You can find an example of this configuration here

Sampling

There’s a high chance that if you’re using distributed tracing you are using some form of sampling. Regardless of if you’re using head sampling, tail sampling, or both, it’s important to understand how to maximize the value of this process.

Implementing span metrics connector with head-based sampling

The OpenTelemetry default sampler is a composite of two samplers: the ParentBased sampler, which has a required parameter for which sampler to use for root spans; and, in this case, the default, which is the AlwaysOn sampler. As its name implies, the AlwaysOn sampler will always sample a span with a parent span. With the default, you will get metrics from all traces sent to the collector when using the span metrics connector. Making adjustments to the default sampler configuration will affect the accuracy of metrics transformed from the sampled trace data. If you want to get metrics from all your traces and still sample your trace data you can implement the probabilistic sampling processor. This processor, by default, samples tracing data at a percentage based on traceId hashing.

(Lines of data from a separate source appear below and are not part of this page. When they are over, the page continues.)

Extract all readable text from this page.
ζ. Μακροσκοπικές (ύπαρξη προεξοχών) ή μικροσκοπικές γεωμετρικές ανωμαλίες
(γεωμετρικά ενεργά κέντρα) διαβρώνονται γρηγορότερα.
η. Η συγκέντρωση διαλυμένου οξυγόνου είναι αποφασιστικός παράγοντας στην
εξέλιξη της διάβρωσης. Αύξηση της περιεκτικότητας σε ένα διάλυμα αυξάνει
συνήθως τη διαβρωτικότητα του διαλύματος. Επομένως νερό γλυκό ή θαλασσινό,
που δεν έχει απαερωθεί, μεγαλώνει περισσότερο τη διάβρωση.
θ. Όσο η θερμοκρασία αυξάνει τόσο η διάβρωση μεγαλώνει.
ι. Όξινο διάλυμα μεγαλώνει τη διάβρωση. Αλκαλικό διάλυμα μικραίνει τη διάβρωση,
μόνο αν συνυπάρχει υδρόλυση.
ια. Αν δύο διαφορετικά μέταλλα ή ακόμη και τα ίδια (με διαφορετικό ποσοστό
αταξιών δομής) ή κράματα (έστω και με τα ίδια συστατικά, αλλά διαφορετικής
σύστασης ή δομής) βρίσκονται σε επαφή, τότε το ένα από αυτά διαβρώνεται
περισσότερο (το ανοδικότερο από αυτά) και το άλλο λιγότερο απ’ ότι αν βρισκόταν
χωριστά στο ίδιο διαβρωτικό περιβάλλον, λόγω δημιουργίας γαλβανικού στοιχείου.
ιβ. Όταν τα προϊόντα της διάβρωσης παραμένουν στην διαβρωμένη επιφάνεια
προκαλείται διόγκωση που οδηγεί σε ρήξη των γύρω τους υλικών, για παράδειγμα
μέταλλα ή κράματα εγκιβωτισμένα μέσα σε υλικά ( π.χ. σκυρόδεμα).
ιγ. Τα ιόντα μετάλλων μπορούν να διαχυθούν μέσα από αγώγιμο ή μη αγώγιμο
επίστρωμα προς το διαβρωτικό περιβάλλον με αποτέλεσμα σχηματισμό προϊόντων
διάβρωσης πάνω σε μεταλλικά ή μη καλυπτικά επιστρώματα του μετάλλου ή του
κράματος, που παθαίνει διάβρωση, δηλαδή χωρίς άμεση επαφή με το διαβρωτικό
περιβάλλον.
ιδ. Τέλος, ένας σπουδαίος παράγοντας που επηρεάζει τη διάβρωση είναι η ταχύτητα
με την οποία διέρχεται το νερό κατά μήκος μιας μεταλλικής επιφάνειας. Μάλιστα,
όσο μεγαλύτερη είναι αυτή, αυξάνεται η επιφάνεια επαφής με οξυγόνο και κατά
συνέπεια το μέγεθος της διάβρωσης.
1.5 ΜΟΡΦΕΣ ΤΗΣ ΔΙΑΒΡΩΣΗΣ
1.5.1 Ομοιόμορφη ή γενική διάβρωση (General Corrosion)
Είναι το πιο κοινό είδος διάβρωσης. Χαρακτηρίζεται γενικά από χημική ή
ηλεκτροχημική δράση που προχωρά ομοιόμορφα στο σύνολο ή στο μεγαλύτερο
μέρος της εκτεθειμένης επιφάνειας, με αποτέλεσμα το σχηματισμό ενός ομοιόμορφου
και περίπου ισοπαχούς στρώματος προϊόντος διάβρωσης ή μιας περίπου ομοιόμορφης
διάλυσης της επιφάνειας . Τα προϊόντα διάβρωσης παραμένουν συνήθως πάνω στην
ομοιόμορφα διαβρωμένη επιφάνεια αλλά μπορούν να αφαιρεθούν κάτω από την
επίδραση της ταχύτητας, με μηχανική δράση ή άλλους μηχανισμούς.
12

You can find an example of this configuration here

Implementing span metrics connector with tail-based sampling

Tail sampling gives you the option to sample your traces based on specific criteria derived from different parts of a trace. Using this technique you can transform all your traces into metrics, and then sample only interesting traces. This provides the most control over cost, but with control comes difficulty in the implementation and operation of tail sampling. In the demo provided, we make use of another connector. The forward connector is used to forward data from one pipeline to another. This allows us to get metrics from all traces and then forward them to a second tracing pipeline where our sampling policies are applied before exporting to an observability backend.

You can find an example of this configuration here

Conclusion

The transformation of distributed traces into metrics offers a powerful method for enhancing observability and monitoring strategies. This practice not only provides a more efficient way to manage telemetry data but also ensures that organizations can maintain high levels of system performance and reliability. Adopting this approach can lead to significant cost savings and a better understanding of system performance, ultimately improving service quality and customer satisfaction.

When it comes to your observability strategy, distributed traces and metrics both play an important role. Learning how to leverage their unique strengths and weaknesses will help you get the most value from your telemetry data.